Em 2023, o tema deve continuar em alta entre educadores brasileiros, que têm o desafio de ampliar a discussão. Mais uma vez, trazer o assunto a partir do ponto de vista dos próprios estudantes é uma boa estratégia. “Por mais que a escola não tenha acesso à tecnologia, os alunos têm acesso às redes sociais, de modo geral”, diz Roberta. “E é importante que eles possam desenvolver um senso mais crítico com relação a isso”, completa.

 

Exemplo prático de letramento midiático

Professora de História, Roberta trabalhou a educação midiática com suas turmas do 9º ano em 2022. Partindo do tema das eleições presidenciais, a educadora falou sobre fake news, estimulando os alunos a refletir sobre como essas mentiras se comportaram ao longo da história.

 

Aproveitando os temas que já seriam tratados nas aulas, como a Política do Café com Leite e a Era Vargas, a professora incentivou os estudantes a traçar paralelos com a atualidade abordando a questão da manipulação política. “As últimas eleições apontam para um futuro da disputa pelas redes sociais, com discursos digitais, memes e fake news.
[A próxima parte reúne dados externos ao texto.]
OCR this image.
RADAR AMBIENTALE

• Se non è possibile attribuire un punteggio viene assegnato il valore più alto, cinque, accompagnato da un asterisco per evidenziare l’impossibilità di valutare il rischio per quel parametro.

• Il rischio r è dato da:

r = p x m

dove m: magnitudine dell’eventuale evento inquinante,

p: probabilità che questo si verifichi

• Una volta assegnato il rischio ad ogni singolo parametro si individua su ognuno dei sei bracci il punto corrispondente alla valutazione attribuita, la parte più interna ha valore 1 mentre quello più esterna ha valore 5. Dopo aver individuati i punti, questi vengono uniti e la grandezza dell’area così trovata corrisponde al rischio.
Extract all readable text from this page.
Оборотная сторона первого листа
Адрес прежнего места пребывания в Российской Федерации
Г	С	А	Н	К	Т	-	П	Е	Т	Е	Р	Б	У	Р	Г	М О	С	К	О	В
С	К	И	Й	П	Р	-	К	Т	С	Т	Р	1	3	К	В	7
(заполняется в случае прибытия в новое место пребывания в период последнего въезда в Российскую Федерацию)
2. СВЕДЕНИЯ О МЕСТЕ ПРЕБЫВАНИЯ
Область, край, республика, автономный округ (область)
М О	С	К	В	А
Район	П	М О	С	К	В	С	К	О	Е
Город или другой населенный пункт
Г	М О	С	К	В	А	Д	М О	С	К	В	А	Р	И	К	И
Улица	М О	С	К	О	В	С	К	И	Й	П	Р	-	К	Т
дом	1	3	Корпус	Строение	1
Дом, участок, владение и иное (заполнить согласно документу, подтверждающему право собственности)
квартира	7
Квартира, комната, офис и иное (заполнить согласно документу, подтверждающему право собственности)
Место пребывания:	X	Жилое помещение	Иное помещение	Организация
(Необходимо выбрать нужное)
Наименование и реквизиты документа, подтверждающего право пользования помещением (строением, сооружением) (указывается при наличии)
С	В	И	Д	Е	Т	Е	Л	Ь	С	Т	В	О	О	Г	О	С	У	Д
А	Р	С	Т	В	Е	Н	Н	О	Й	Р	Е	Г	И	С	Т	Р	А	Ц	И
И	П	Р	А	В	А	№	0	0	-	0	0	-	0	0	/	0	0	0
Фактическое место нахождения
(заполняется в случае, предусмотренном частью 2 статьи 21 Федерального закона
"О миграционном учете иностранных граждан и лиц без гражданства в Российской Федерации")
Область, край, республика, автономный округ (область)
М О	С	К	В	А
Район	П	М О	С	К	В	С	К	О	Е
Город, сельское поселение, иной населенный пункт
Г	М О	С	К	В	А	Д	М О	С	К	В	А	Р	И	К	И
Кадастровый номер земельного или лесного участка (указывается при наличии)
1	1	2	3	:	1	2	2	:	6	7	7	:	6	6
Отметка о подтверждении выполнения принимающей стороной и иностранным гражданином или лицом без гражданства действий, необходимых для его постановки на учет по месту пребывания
Sabemos que isso veio para ficar, então temos de pensar em como utilizar esse cenário para desenvolver o olhar crítico e reflexivo por parte dos alunos.”

 

Além do exemplo de Roberta, a educação midiática também inclui conteúdos virais, memes, propagandas, jogos e qualquer discurso digital ou relacionado às mídias que pode ser levado para a sala de aula.

 

7.   Meio ambiente e sustentabilidade

Outro assunto interdisciplinar ao qual os professores devem se dedicar em 2023 é a temática ligada ao meio ambiente e à sustentabilidade. Cada vez mais discutido, o tema já aparece em salas de aula de todo o Brasil, mas precisa estar inserido em todos os componentes curriculares. “As novas gerações são protagonistas dessa mobilização em relação às questões climáticas”, salienta Helena.

 

Desde a Educação Infantil até o Ensino Médio, é possível abordar questões ligadas ao meio ambiente e à sustentabilidade. Isso pode ser feito de forma simples, como utilizando a separação do lixo, até de maneiras mais complexas, explorando temas geopolíticos e discussões atuais.

 

Projetos interdisciplinares podem ser construídos junto com a gestão das escolas e partir de um cenário micro para alcançar discussões e reflexões macro, que envolvam temas mais amplos ligados ao assunto.

 

“Em uma das escolas em que eu dou aula, tudo alaga quando há chuvas torrenciais. No ano passado, a escola ficou dois meses sem funcionar por questão de alagamento e lixo”, relata Roberta. São exemplos como esse que podem ser levados para a sala de aula, aproximando o entorno dos estudantes e as demandas da comunidade.